April 18, 2020 Syntax

Page content

The last post focused narrowly on evaluating various techniques for semi-colon inference, thereby enabling a program to successfully compile even when the programmer omits statement-ending semicolons. This post broadens this theme, looding at how the compiler can take advantage of significant indentation when handling block inference and multi-line string literals.

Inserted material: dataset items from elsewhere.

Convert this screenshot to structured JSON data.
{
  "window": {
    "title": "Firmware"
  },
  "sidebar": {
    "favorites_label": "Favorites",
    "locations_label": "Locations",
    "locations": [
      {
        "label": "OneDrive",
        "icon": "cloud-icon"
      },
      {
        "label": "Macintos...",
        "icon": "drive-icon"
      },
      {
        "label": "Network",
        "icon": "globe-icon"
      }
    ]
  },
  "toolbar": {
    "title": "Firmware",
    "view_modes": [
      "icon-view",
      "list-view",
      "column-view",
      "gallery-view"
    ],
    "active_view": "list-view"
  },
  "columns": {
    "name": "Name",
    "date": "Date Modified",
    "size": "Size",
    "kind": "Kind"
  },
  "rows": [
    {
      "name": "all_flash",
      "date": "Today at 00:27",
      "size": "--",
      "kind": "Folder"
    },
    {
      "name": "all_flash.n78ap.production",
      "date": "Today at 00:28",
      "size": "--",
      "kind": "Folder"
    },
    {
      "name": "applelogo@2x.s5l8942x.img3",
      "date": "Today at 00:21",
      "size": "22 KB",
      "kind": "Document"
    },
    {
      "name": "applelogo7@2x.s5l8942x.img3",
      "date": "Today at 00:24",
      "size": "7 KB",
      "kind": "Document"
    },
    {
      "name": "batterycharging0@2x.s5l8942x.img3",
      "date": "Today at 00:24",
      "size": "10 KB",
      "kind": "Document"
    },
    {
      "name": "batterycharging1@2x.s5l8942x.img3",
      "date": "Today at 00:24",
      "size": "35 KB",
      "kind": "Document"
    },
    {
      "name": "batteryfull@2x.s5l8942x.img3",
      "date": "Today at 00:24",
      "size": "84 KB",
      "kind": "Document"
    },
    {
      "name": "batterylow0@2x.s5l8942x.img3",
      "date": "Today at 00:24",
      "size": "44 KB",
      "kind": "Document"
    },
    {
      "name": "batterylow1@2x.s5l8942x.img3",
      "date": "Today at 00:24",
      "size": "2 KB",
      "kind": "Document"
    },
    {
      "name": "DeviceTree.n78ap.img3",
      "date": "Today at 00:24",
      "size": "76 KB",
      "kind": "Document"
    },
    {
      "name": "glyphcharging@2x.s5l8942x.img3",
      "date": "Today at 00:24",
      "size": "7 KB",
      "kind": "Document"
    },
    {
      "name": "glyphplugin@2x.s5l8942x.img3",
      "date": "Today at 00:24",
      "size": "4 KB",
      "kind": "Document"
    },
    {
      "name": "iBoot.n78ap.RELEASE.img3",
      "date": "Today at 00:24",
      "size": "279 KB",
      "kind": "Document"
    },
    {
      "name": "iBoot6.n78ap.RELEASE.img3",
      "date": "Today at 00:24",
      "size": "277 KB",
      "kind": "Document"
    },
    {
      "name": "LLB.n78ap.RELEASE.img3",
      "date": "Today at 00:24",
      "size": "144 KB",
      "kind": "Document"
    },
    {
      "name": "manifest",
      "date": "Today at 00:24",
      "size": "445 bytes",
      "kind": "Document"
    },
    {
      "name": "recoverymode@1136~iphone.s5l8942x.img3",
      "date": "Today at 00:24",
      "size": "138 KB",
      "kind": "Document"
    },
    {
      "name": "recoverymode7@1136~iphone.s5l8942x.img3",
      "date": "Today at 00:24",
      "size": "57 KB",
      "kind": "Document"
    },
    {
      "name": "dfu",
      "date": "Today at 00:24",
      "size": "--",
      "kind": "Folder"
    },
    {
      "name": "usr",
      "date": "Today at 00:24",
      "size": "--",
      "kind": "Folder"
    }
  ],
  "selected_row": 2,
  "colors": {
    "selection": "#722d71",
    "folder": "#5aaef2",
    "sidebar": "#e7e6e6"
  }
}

I wander into this topic knowing that for many programmers, compiler support for significant indentation is troubling and uncomfortable. They prefer the explicit clarity of required semi-colons to end statements and curly braces to delimit blocks. This keeps the grammar straightforward. The parser is easily written. This black-and-white approach leaves no room for grammatic ambiguity; the compiler will not interpret tokens differently than the programmer intended. Advocates for explicit token markers do not understand why anyone would risk such errors just for the sake of sparing the programmer a few keystrokes.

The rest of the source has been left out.